Campania signs Smithsonian license
August 17, 2009-- Casual Living,
Smithsonian Eastlake Fernbox
Garden accessory manufacturer Campania International signed a license with the Smithsonian Institution to produce a significant line of handcrafted containers, rich in American history.
The line was reproduced from decorative garden furnishings dating from the late 19th and early 20th centuries in the Smithsonian’s Garden Furnishings Collection.
“The Smithsonian Collection by Campania is a natural extension of the Smithsonian home décor line,” said Carol LeBlanc, director of Smithsonian’s Business Development & Licensing division. “Campania has captured the drama, grandeur and design motifs of the many plant containers, vases and urns that are found throughout the Smithsonian gardens.”
The Smithsonian Collection by Campania line is reproduced from original cast iron garden ornaments found in the Smithsonian’s horticulture collections. The line contains diverse design styles of the past that range from rustic and naturalistic to formal and ornate, many of which have rarely been available since the early 20th century. The Smithsonian Collection by Campania will launch this fall with 14 pieces.

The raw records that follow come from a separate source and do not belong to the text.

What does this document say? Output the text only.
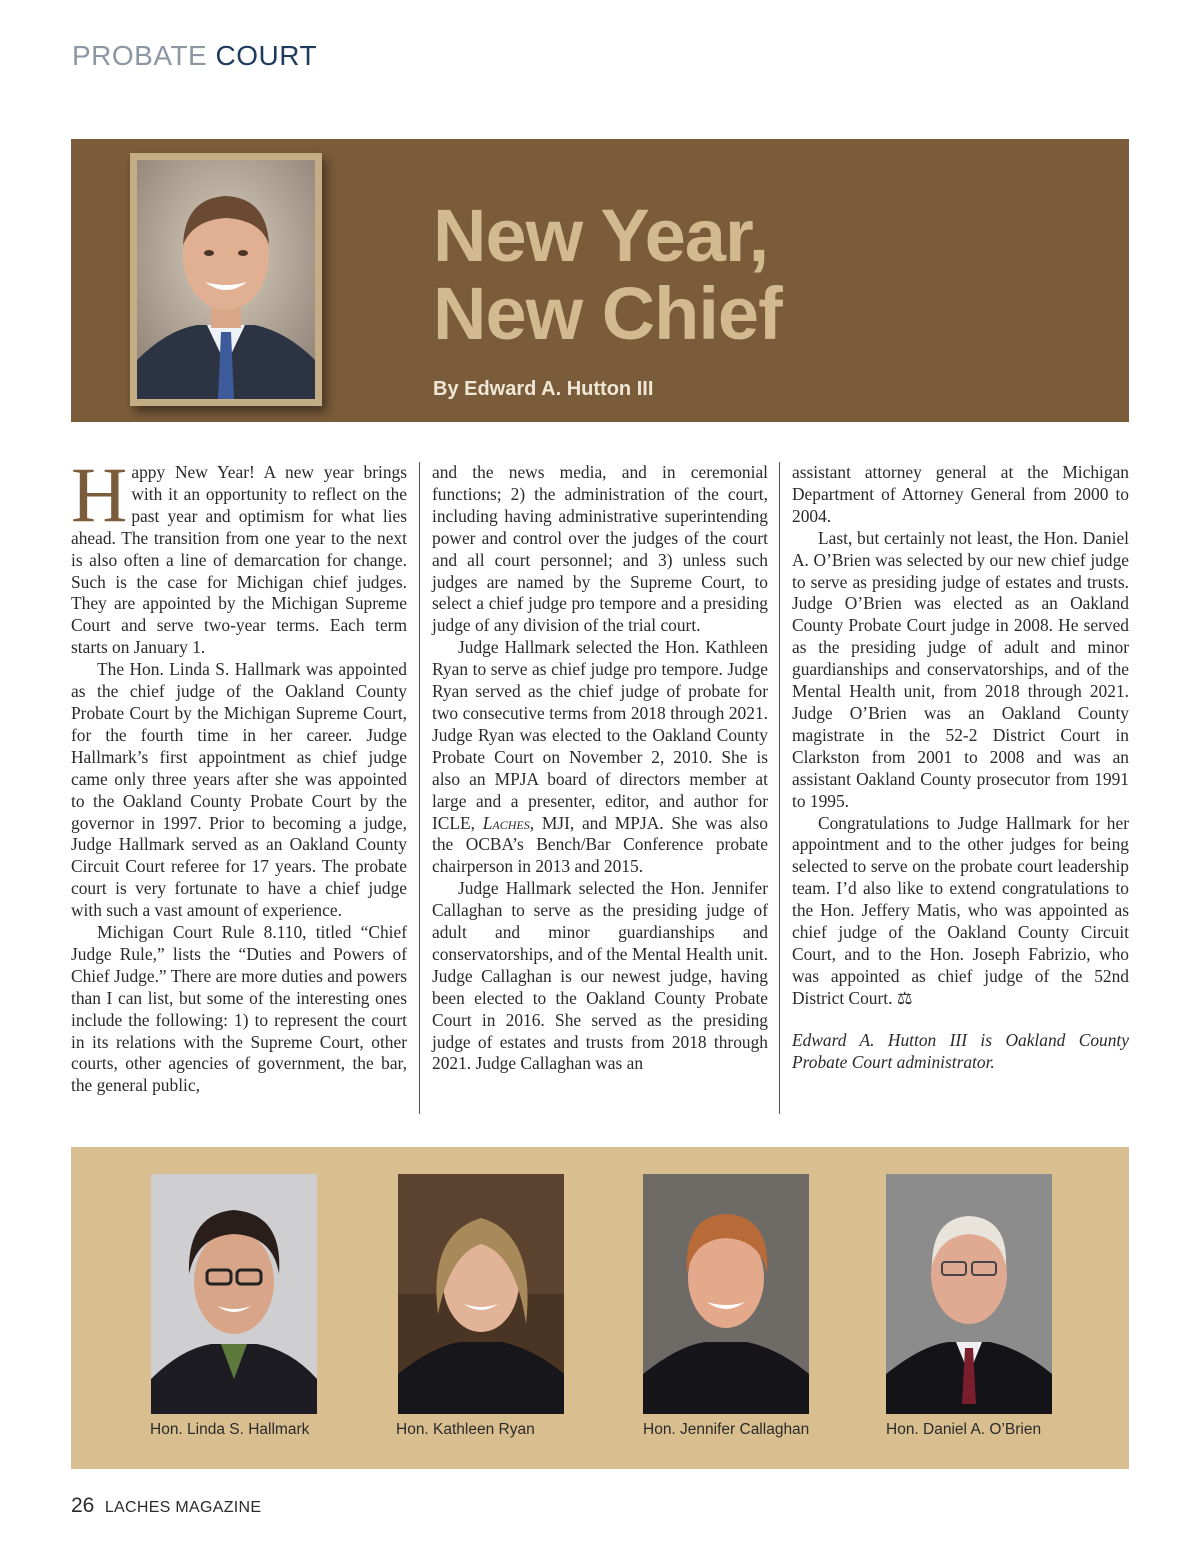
PROBATE COURT
New Year,
New Chief
By Edward A. Hutton III

Happy New Year! A new year brings with it an opportunity to reflect on the past year and optimism for what lies ahead. The transition from one year to the next is also often a line of demarcation for change. Such is the case for Michigan chief judges. They are appointed by the Michigan Supreme Court and serve two-year terms. Each term starts on January 1.

The Hon. Linda S. Hallmark was appointed as the chief judge of the Oakland County Probate Court by the Michigan Supreme Court, for the fourth time in her career. Judge Hallmark’s first appointment as chief judge came only three years after she was appointed to the Oakland County Probate Court by the governor in 1997. Prior to becoming a judge, Judge Hallmark served as an Oakland County Circuit Court referee for 17 years. The probate court is very fortunate to have a chief judge with such a vast amount of experience.

Michigan Court Rule 8.110, titled “Chief Judge Rule,” lists the “Duties and Powers of Chief Judge.” There are more duties and powers than I can list, but some of the interesting ones include the following: 1) to represent the court in its relations with the Supreme Court, other courts, other agencies of government, the bar, the general public,

and the news media, and in ceremonial functions; 2) the administration of the court, including having administrative superintending power and control over the judges of the court and all court personnel; and 3) unless such judges are named by the Supreme Court, to select a chief judge pro tempore and a presiding judge of any division of the trial court.

Judge Hallmark selected the Hon. Kathleen Ryan to serve as chief judge pro tempore. Judge Ryan served as the chief judge of probate for two consecutive terms from 2018 through 2021. Judge Ryan was elected to the Oakland County Probate Court on November 2, 2010. She is also an MPJA board of directors member at large and a presenter, editor, and author for ICLE, Laches, MJI, and MPJA. She was also the OCBA’s Bench/Bar Conference probate chairperson in 2013 and 2015.

Judge Hallmark selected the Hon. Jennifer Callaghan to serve as the presiding judge of adult and minor guardianships and conservatorships, and of the Mental Health unit. Judge Callaghan is our newest judge, having been elected to the Oakland County Probate Court in 2016. She served as the presiding judge of estates and trusts from 2018 through 2021. Judge Callaghan was an

assistant attorney general at the Michigan Department of Attorney General from 2000 to 2004.

Last, but certainly not least, the Hon. Daniel A. O’Brien was selected by our new chief judge to serve as presiding judge of estates and trusts. Judge O’Brien was elected as an Oakland County Probate Court judge in 2008. He served as the presiding judge of adult and minor guardianships and conservatorships, and of the Mental Health unit, from 2018 through 2021. Judge O’Brien was an Oakland County magistrate in the 52-2 District Court in Clarkston from 2001 to 2008 and was an assistant Oakland County prosecutor from 1991 to 1995.

Congratulations to Judge Hallmark for her appointment and to the other judges for being selected to serve on the probate court leadership team. I’d also like to extend congratulations to the Hon. Jeffery Matis, who was appointed as chief judge of the Oakland County Circuit Court, and to the Hon. Joseph Fabrizio, who was appointed as chief judge of the 52nd District Court. ⚖

Edward A. Hutton III is Oakland County Probate Court administrator.

Hon. Linda S. Hallmark	Hon. Kathleen Ryan	Hon. Jennifer Callaghan	Hon. Daniel A. O’Brien
26 LACHES MAGAZINE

“We were impressed with the opportunity to present a unique line of garden ornaments from the latter part of the 19th century, which is a rarity in today’s marketplace,” said Peter Cilio, vice president of Campania International. “The pieces all have interesting textures that have a certain look and feel, and are tastefully ornate.”
From classic fluted urns featuring a Victorian twist to containers adorned in stylized acanthus leaves, the Smithsonian Collection by Campania line of containers serves both decorative and utilitarian purposes.
“These pieces, which are mostly Victorian garden urns, can be used in both traditional and more elaborate gardens and landscapes,” Cilio said. “They celebrate the art and culture of the era that can be found both inside and outside the Smithsonian museums.”
The line interprets American style in a unique way, capturing the elegance of classic embellishments of an era that added charm and beauty to the garden.